To our knowledge, this is the first investigation to demonstrate that the impact of a collaborative DCM program in reducing disparities associated with patient education differs from the program’s impact on disparities associated with ethnicity. Our findings indicate that the PROSPECT intervention, and in particular, the longitudinal care management and coordination by a care manager based on a clinical protocol, effectively addressed barriers pertaining to patient self-management and treatment adherence, which disproportionately impacted patients with lower education regardless of ethnicity. In addition, low education was found to be associated with less proactive and assertive care-seeking style, and perceived lack of interest and ability to adhere to medical advice by physicians.45 Given their past experience with compromised physician-patient communication, patients with lower education in PROSPECT may have responded more to the personal attention provided by the depression care manager and the ensuing therapeutic alliance. This is consistent with our findings of comparable intensity of DCM between the two education groups but more beneficial effect of the intervention among the less educated.

The lack of additional benefits to minority patients (compared to whites) may reflect the lack of culture-specific strategies to maximize the potential of the intervention to minority patients. We found substantially lower intensity of DCM received by minority patients after the initial period of the intervention.

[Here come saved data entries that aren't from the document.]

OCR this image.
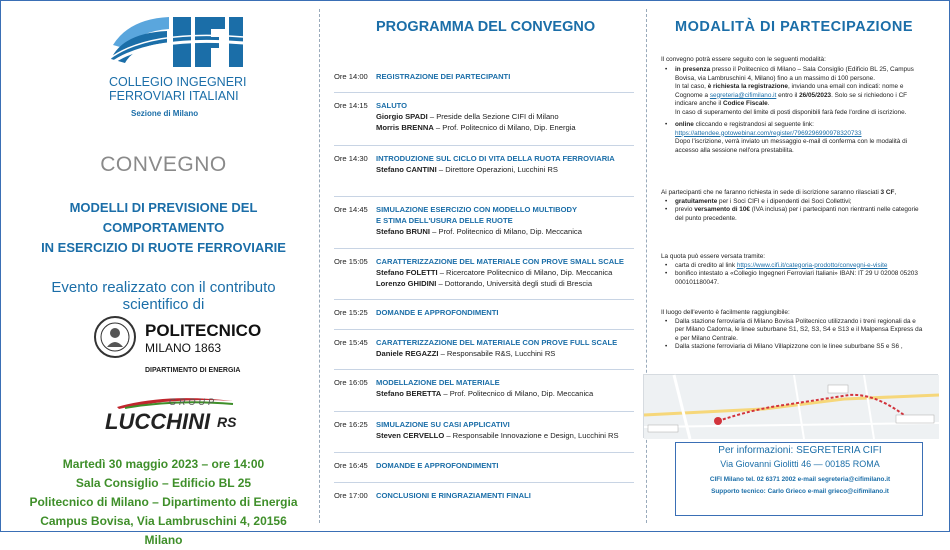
COLLEGIO INGEGNERI
FERROVIARI ITALIANI
Sezione di Milano
CONVEGNO
MODELLI DI PREVISIONE DEL COMPORTAMENTO
IN ESERCIZIO DI RUOTE FERROVIARIE
Evento realizzato con il contributo scientifico di
POLITECNICO
MILANO 1863
DIPARTIMENTO DI ENERGIA
GROUP
LUCCHINI RS
Martedì 30 maggio 2023 – ore 14:00
Sala Consiglio – Edificio BL 25
Politecnico di Milano – Dipartimento di Energia
Campus Bovisa, Via Lambruschini 4, 20156 Milano
PROGRAMMA DEL CONVEGNO
Ore 14:00 REGISTRAZIONE DEI PARTECIPANTI
Ore 14:15 SALUTO
Giorgio SPADI – Preside della Sezione CIFI di Milano
Morris BRENNA – Prof. Politecnico di Milano, Dip. Energia
Ore 14:30 INTRODUZIONE SUL CICLO DI VITA DELLA RUOTA FERROVIARIA
Stefano CANTINI – Direttore Operazioni, Lucchini RS
Ore 14:45 SIMULAZIONE ESERCIZIO CON MODELLO MULTIBODY
E STIMA DELL'USURA DELLE RUOTE
Stefano BRUNI – Prof. Politecnico di Milano, Dip. Meccanica
Ore 15:05 CARATTERIZZAZIONE DEL MATERIALE CON PROVE SMALL SCALE
Stefano FOLETTI – Ricercatore Politecnico di Milano, Dip. Meccanica
Lorenzo GHIDINI – Dottorando, Università degli studi di Brescia
Ore 15:25 DOMANDE E APPROFONDIMENTI
Ore 15:45 CARATTERIZZAZIONE DEL MATERIALE CON PROVE FULL SCALE
Daniele REGAZZI – Responsabile R&S, Lucchini RS
Ore 16:05 MODELLAZIONE DEL MATERIALE
Stefano BERETTA – Prof. Politecnico di Milano, Dip. Meccanica
Ore 16:25 SIMULAZIONE SU CASI APPLICATIVI
Steven CERVELLO – Responsabile Innovazione e Design, Lucchini RS
Ore 16:45 DOMANDE E APPROFONDIMENTI
Ore 17:00 CONCLUSIONI E RINGRAZIAMENTI FINALI
MODALITÀ DI PARTECIPAZIONE
Il convegno potrà essere seguito con le seguenti modalità:
• in presenza presso il Politecnico di Milano – Sala Consiglio (Edificio BL 25, Campus Bovisa, via Lambruschini 4, Milano) fino a un massimo di 100 persone.
In tal caso, è richiesta la registrazione, inviando una email con indicati: nome e Cognome a segreteria@cifimilano.it entro il 26/05/2023. Solo se si richiedono i CF indicare anche il Codice Fiscale.
In caso di superamento del limite di posti disponibili farà fede l'ordine di iscrizione.
• online cliccando e registrandosi al seguente link:
https://attendee.gotowebinar.com/register/7969296990978320733
Dopo l'iscrizione, verrà inviato un messaggio e-mail di conferma con le modalità di accesso alla sessione nell'ora prestabilita.
Ai partecipanti che ne faranno richiesta in sede di iscrizione saranno rilasciati 3 CF,
• gratuitamente per i Soci CIFI e i dipendenti dei Soci Collettivi;
• previo versamento di 10€ (IVA inclusa) per i partecipanti non rientranti nelle categorie del punto precedente.
La quota può essere versata tramite:
• carta di credito al link https://www.cifi.it/categoria-prodotto/convegni-e-visite
• bonifico intestato a «Collegio Ingegneri Ferroviari Italiani» IBAN: IT 29 U 02008 05203 000101180047.
Il luogo dell'evento è facilmente raggiungibile:
• Dalla stazione ferroviaria di Milano Bovisa Politecnico utilizzando i treni regionali da e per Milano Cadorna, le linee suburbane S1, S2, S3, S4 e S13 e il Malpensa Express da e per Milano Centrale.
• Dalla stazione ferroviaria di Milano Villapizzone con le linee suburbane S5 e S6 ,
Per informazioni: SEGRETERIA CIFI
Via Giovanni Giolitti 46 — 00185 ROMA
CIFI Milano tel. 02 6371 2002 e-mail segreteria@cifimilano.it
Supporto tecnico: Carlo Grieco e-mail grieco@cifimilano.it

This observation offers one explanation for the less favorable intervention effects among minorities, and speaks to the inadequacy of a generic DCM program in retaining minority patients so that they can take full advantage of DCM. We found that family members of minority patients had greater involvement in DCM compared with those of white patients. This is consistent with previous findings that family values regarding togetherness and interdependence are endorsed more among Hispanics and African-Americans than majority whites.46, 47 The lack of explicit consideration of family involvement in the PROSPECT protocol (e.g., specifying circumstances where it is most critical and/or effective to engage family members) may partly explain the lack of additional benefits to minority patients.

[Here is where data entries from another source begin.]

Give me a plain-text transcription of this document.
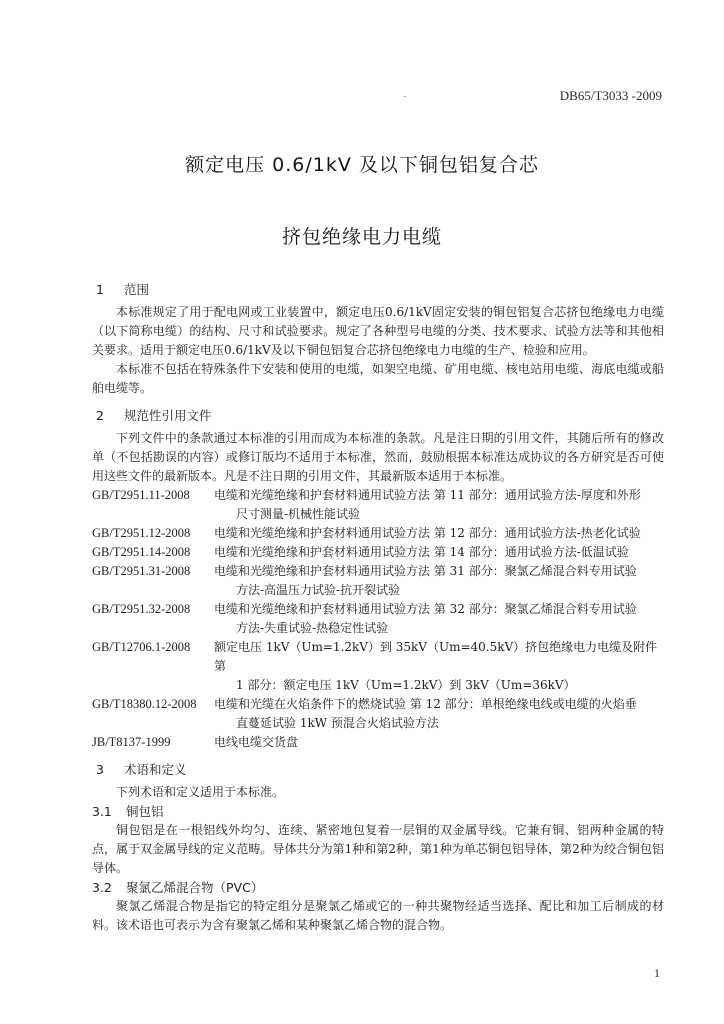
DB65/T3033 -2009
额定电压 0.6/1kV 及以下铜包铝复合芯
挤包绝缘电力电缆
1 范围

本标准规定了用于配电网或工业装置中，额定电压0.6/1kV固定安装的铜包铝复合芯挤包绝缘电力电缆（以下简称电缆）的结构、尺寸和试验要求。规定了各种型号电缆的分类、技术要求、试验方法等和其他相关要求。适用于额定电压0.6/1kV及以下铜包铝复合芯挤包绝缘电力电缆的生产、检验和应用。

本标准不包括在特殊条件下安装和使用的电缆，如架空电缆、矿用电缆、核电站用电缆、海底电缆或船舶电缆等。

2 规范性引用文件

下列文件中的条款通过本标准的引用而成为本标准的条款。凡是注日期的引用文件，其随后所有的修改单（不包括勘误的内容）或修订版均不适用于本标准，然而，鼓励根据本标准达成协议的各方研究是否可使用这些文件的最新版本。凡是不注日期的引用文件，其最新版本适用于本标准。

GB/T2951.11-2008	电缆和光缆绝缘和护套材料通用试验方法 第 11 部分：通用试验方法-厚度和外形
尺寸测量-机械性能试验
GB/T2951.12-2008	电缆和光缆绝缘和护套材料通用试验方法 第 12 部分：通用试验方法-热老化试验
GB/T2951.14-2008	电缆和光缆绝缘和护套材料通用试验方法 第 14 部分：通用试验方法-低温试验
GB/T2951.31-2008	电缆和光缆绝缘和护套材料通用试验方法 第 31 部分：聚氯乙烯混合料专用试验
方法-高温压力试验-抗开裂试验
GB/T2951.32-2008	电缆和光缆绝缘和护套材料通用试验方法 第 32 部分：聚氯乙烯混合料专用试验
方法-失重试验-热稳定性试验
GB/T12706.1-2008	额定电压 1kV（Um=1.2kV）到 35kV（Um=40.5kV）挤包绝缘电力电缆及附件 第
1 部分：额定电压 1kV（Um=1.2kV）到 3kV（Um=36kV）
GB/T18380.12-2008	电缆和光缆在火焰条件下的燃烧试验 第 12 部分：单根绝缘电线或电缆的火焰垂
直蔓延试验 1kW 预混合火焰试验方法
JB/T8137-1999	电线电缆交货盘
3 术语和定义

下列术语和定义适用于本标准。

3.1 铜包铝

铜包铝是在一根铝线外均匀、连续、紧密地包复着一层铜的双金属导线。它兼有铜、铝两种金属的特点，属于双金属导线的定义范畴。导体共分为第1种和第2种，第1种为单芯铜包铝导体，第2种为绞合铜包铝导体。

3.2 聚氯乙烯混合物（PVC）

聚氯乙烯混合物是指它的特定组分是聚氯乙烯或它的一种共聚物经适当选择、配比和加工后制成的材料。该术语也可表示为含有聚氯乙烯和某种聚氯乙烯合物的混合物。

1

Like most other DCM interventions, the PROSPECT protocol did not explicitly utilize a participatory shared decision-making style that attends to the patients’ culture and related beliefs. Previous studies have found that Hispanics and African Americans tended to attribute depression to difficulty in life circumstances and stressors, de-emphasizing medical etiology.46, 48 Insufficient attention to such differences and lack of strategies to help patients articulate and subsequently adjust their beliefs may have rendered DCM not realizing its full potential for minority patients.

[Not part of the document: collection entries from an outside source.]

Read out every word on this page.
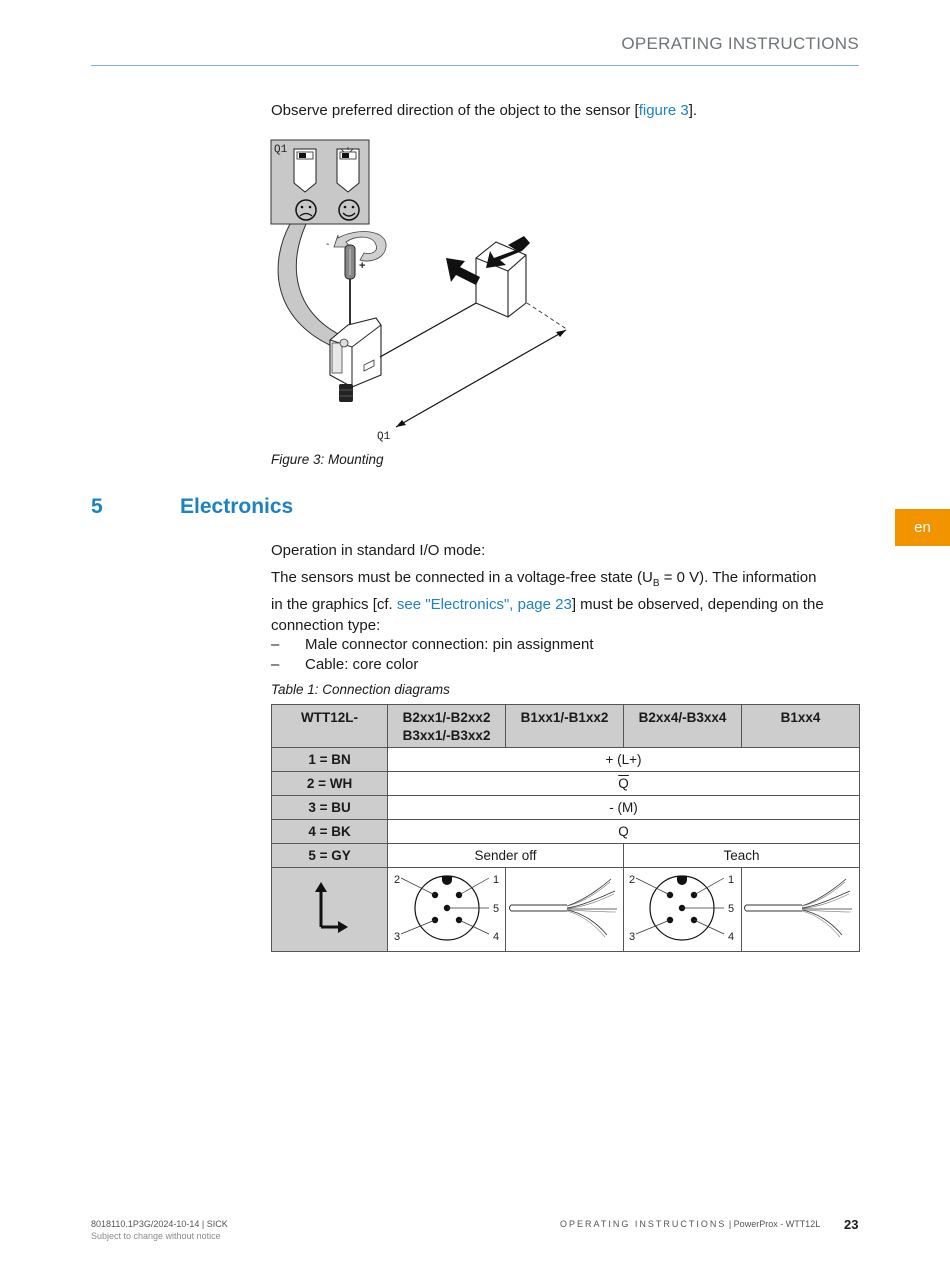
OPERATING INSTRUCTIONS
Observe preferred direction of the object to the sensor [figure 3].
Q1
-
+
Q1
Figure 3: Mounting
5	Electronics
en
Operation in standard I/O mode:
The sensors must be connected in a voltage-free state ($U_B = 0$ V). The information
in the graphics [cf. see "Electronics", page 23] must be observed, depending on the
connection type:
– Male connector connection: pin assignment
– Cable: core color
Table 1: Connection diagrams
WTT12L-	B2xx1/-B2xx2
B3xx1/-B3xx2	B1xx1/-B1xx2	B2xx4/-B3xx4	B1xx4
1 = BN	+ (L+)			
2 = WH	$\overline{Q}$
3 = BU	- (M)			
4 = BK	Q			
5 = GY	Sender off		Teach	

2 1
5
3 4		2 1
5
3 4

8018110.1P3G/2024-10-14 | SICK
Subject to change without notice
OPERATING INSTRUCTIONS | PowerProx - WTT12L 23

Previous studies have examined whether the DCM interventions tested in the Partners in Care (PIC) study39 and in the Improving Mood-Promoting Access to Collaborative Treatment (IMPACT) study49 improved care across ethnic groups50-53 and reduced outcome disparities, compared to usual care.51-53 The DCM program in PIC featured accommodations for minority patients including culture-sensitive study materials, translation (for Spanish-speaking patients), bilingual and culturally-trained clinicians.51, 52 Studies using data from the PIC found minorities (but not whites) to benefit markedly from the intervention in self-reported depression outcomes, leading to reduced disparities.51-53 In addition, the disparity-mitigating effects found in PIC were largely attributable to the QI program that specifically supported psychotherapy, a treatment modality preferred by minority patients.21, 54, 55

The DCM intervention in the IMPACT study did not have explicit cultural accommodations other than reference of elderly from different ethnic backgrounds in the educational video and written materials.50 One study based on the IMPACT data found significant intervention effects on rates of depression care, depression severity, and health-related functional impairments in ethnic minority participants that were similar to those observed in whites.50 Another study found that low-income patients in the IMPACT trial experienced similar benefits as patients with higher income.56 Although both the IMPACT and PROSPECT interventions were designed to ensure access to high quality depression care, they did differ with regard to a few specific features. PROSPECT offered citalopram, psycho-education and adherence enhancement sessions as a first line treatment. Interpersonal Therapy was offered to patients who declined medication, although many of the patients who initially declined medication initiated antidepressant therapy later in the study to an extent that, by month 8, treatment modalities were comparable by ethnicity (data not shown), suggesting that the intervention was somewhat effective in changing patient preference and choice over time. Other types of pharmacotherapy were available to those who failed to tolerate or respond to citalopram and were selected by study psychiatrists on the basis of a guideline tailored to the individual’s history of response and stage of depression.57 IMPACT offered behavioral activation to all participants and a choice between medication management and Problem Solving Therapy. The selection of medication was based on clinician judgment and was not limited to one class of medication. While the different effects by ethnicity for PROSPECT vs. IMPACT may be attributable to multiple domains across which the two interventions differed, one possible area for future investigation is whether Problem Solving Therapy, as adopted in IMPACT, better helps older patients cope with life circumstances and stressors, and therefore is especially relevant to minority patients who tend to attribute depression more to social and environmental, rather than medical, factors.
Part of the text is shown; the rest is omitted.